City Council member is a former prosecutor

May 08, 2002|By Sarah Koenig | Sarah Koenig,SUN STAFF

At a midday party that included balloons, several musical bands and the guest of honor dancing a little jig with a costumed performer, Lisa J. Stancil announced her candidacy for Baltimore state's attorney yesterday.

But during the festivities, Stancil, 39, who worked as a city prosecutor for two years and has been a City Council member since 1999, attacked incumbent Patricia C. Jessamy's leadership as a "gross failure," and promised "a new day" in city courtrooms.

"This office will seek justice in this new day," she said in an interview after the event, which was held in the courtyard of Zion Lutheran Church near City Hall.

"We will not have the same kind of incompetence and sloppiness that has allowed for burglars, robbers, rapists, even some bad policemen, even some murderers, to be released," she said.

Stancil noted the case of Michael Austin, who spent 27 years in prison for a murder he did not commit before being released last year. Jessamy opposed Austin's motions for a new trial.

"Instead of seeking justice, she caused him to spend an additional 300 days in jail," she said.

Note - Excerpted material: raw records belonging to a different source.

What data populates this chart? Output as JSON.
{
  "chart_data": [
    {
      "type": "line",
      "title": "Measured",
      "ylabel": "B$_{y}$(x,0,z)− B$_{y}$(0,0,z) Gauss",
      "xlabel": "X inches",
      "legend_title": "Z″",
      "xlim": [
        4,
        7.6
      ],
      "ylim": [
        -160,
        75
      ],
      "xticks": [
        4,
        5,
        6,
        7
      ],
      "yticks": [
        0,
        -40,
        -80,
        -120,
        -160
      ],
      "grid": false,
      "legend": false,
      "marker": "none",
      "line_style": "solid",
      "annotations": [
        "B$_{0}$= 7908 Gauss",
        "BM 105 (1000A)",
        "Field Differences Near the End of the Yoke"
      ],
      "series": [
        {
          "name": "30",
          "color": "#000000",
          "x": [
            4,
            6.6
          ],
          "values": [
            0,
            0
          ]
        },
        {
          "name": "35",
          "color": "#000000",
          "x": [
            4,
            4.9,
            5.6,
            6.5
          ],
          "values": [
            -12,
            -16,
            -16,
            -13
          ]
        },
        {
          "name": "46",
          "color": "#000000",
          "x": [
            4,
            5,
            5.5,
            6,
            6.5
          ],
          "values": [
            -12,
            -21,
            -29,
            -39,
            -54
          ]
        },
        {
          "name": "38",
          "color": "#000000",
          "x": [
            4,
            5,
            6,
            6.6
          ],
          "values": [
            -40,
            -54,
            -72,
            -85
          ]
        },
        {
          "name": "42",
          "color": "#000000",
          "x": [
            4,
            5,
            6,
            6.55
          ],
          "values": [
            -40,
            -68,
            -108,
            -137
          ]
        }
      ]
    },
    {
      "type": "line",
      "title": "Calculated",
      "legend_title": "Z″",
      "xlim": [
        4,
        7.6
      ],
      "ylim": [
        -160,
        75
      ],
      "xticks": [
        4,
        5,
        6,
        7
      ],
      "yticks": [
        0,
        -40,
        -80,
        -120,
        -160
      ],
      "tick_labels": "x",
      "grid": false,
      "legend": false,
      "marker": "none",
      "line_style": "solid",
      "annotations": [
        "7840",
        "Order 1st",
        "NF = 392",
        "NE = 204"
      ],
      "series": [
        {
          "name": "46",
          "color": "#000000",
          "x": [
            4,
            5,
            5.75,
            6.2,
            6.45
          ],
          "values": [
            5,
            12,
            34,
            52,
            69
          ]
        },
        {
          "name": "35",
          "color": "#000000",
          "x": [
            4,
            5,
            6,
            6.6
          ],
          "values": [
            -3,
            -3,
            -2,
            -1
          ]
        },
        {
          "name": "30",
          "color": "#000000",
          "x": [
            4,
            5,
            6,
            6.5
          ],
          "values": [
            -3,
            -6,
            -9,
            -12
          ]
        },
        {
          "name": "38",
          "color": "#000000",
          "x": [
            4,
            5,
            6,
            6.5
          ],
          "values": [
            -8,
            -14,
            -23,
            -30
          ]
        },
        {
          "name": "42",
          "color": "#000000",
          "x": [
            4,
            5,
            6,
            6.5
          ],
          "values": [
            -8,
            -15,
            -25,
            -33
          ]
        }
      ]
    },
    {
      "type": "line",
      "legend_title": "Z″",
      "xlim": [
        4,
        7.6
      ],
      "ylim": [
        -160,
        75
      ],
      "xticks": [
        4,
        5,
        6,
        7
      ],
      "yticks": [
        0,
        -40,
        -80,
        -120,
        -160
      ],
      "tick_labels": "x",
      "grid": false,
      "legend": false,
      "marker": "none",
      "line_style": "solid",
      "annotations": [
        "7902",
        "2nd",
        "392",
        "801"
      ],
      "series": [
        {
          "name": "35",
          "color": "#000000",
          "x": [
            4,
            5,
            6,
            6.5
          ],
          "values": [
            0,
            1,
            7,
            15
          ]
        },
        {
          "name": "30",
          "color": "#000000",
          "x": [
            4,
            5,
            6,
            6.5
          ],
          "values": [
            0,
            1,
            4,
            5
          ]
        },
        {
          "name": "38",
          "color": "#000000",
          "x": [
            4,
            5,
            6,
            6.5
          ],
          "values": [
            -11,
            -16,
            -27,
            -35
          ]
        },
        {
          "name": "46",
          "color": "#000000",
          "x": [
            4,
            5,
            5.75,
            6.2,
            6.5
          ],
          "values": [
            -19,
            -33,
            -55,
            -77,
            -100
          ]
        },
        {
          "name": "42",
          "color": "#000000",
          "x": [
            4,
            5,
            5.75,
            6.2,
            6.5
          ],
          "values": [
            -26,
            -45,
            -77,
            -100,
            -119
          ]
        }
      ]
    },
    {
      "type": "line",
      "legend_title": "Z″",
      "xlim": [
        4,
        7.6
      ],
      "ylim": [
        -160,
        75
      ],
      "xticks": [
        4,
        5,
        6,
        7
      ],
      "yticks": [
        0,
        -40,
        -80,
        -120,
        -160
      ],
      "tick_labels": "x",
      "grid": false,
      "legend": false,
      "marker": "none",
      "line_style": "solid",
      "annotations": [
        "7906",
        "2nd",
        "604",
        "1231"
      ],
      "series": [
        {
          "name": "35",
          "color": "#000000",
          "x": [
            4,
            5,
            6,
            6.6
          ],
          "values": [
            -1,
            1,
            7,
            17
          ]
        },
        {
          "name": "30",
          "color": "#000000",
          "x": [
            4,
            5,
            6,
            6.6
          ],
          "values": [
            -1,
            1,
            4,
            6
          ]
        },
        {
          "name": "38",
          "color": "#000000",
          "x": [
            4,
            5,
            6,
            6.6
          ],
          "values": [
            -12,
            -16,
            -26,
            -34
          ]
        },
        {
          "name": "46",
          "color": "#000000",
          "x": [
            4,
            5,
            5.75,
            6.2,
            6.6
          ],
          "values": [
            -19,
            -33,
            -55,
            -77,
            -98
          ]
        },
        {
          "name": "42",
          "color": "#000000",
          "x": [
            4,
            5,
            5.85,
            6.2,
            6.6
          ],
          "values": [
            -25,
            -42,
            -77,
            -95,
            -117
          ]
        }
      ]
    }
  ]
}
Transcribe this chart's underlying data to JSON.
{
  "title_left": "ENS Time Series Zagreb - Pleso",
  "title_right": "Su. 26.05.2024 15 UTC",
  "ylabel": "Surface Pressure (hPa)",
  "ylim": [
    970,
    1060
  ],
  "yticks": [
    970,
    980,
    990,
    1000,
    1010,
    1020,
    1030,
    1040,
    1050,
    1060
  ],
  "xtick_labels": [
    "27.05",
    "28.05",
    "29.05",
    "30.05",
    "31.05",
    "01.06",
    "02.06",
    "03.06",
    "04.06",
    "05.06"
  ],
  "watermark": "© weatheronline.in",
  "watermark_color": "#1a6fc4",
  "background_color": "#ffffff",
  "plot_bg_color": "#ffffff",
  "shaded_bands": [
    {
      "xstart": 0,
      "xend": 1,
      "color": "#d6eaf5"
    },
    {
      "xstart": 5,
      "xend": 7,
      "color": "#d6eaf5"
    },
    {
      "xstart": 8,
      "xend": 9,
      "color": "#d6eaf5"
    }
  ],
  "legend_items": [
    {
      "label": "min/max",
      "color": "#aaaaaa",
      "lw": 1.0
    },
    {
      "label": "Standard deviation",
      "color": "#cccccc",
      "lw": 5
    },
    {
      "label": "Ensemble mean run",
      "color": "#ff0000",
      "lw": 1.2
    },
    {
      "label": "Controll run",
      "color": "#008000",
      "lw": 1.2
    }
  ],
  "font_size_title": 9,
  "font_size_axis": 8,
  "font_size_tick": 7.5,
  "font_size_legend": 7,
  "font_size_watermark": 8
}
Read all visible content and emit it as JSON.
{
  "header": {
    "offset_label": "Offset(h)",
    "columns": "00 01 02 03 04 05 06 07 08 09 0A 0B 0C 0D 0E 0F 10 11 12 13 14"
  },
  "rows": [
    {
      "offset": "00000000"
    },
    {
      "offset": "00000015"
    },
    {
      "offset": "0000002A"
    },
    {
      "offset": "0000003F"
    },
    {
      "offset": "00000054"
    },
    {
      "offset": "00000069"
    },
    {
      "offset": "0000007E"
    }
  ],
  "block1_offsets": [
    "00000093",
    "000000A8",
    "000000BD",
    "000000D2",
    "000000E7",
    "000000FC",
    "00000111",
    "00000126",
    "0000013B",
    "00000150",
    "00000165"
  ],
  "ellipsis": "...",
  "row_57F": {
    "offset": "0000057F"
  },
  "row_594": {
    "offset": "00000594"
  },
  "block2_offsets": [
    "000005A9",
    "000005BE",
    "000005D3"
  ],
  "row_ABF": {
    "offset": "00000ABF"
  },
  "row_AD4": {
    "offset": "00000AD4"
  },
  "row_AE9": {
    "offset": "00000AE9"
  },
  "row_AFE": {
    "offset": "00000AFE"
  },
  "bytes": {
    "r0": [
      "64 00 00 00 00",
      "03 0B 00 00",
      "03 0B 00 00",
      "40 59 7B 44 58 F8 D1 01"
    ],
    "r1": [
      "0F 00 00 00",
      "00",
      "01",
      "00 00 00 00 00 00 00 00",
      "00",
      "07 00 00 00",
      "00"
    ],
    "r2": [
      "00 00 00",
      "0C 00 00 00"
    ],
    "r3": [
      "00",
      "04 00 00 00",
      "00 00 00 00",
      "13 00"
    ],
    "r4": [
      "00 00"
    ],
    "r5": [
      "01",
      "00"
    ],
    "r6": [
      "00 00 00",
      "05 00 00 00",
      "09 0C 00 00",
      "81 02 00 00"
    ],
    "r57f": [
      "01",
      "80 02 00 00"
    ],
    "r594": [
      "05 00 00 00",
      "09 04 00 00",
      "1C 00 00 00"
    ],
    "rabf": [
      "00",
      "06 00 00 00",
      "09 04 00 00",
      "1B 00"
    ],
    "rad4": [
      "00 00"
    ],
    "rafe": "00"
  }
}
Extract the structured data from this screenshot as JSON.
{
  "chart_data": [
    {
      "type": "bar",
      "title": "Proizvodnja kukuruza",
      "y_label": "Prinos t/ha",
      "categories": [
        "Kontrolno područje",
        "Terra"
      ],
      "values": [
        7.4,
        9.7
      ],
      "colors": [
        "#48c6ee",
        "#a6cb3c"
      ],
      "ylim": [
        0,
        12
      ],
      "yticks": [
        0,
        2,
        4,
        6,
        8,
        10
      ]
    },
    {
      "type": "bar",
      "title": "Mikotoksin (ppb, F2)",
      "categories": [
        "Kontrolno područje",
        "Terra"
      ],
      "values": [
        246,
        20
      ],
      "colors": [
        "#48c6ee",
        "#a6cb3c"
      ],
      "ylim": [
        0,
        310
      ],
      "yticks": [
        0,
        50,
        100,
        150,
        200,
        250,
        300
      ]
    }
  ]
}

Stancil also underlined Jessamy's public spats with Mayor Martin O'Malley and other city officials. "We'll no longer accept excuses and blame on any other entities," she said.

Although Stancil blamed high crime numbers for the city's educational and financial problems, she did not unveil any specific plans for improving the quality of prosecution.

But she said that if elected, she would conduct an audit of the office in an effort to root out inefficiencies.

Jessamy responded briefly yesterday to Stancil's criticism. "The citizens of Baltimore will not be misled by this rhetoric now or on September 10," she said in a statement, referring to the primary election date. "They know my record and my commitment to making our communities safe."

Of those who are running or say they might, Stancil is the only person - including Jessamy - who has won an election.

In addition, she is African-American, which is likely to give her an edge among the city's majority-black voters over a third Democratic state's attorney candidate, Anton J.S. Keating.

All three are Democrats. They could be joined in the primary by Warren A. Brown, one of Baltimore's best-known defense lawyers, who said he might re-enter the contest. In September, a spate of negative news reports about his private and professional life caused him to bow out.

In addition, Republican Andrew C. White said last month that he is seriously considering running.

Stancil was accompanied yesterday by three incumbent candidates: Baltimore Sheriff John Anderson, Register of Wills Mary M. Conaway and her husband, Circuit Court Clerk Frank M. Conaway.

Together, they call themselves "The Court House Team" - a title appearing on water bottles and key chains at yesterday's event.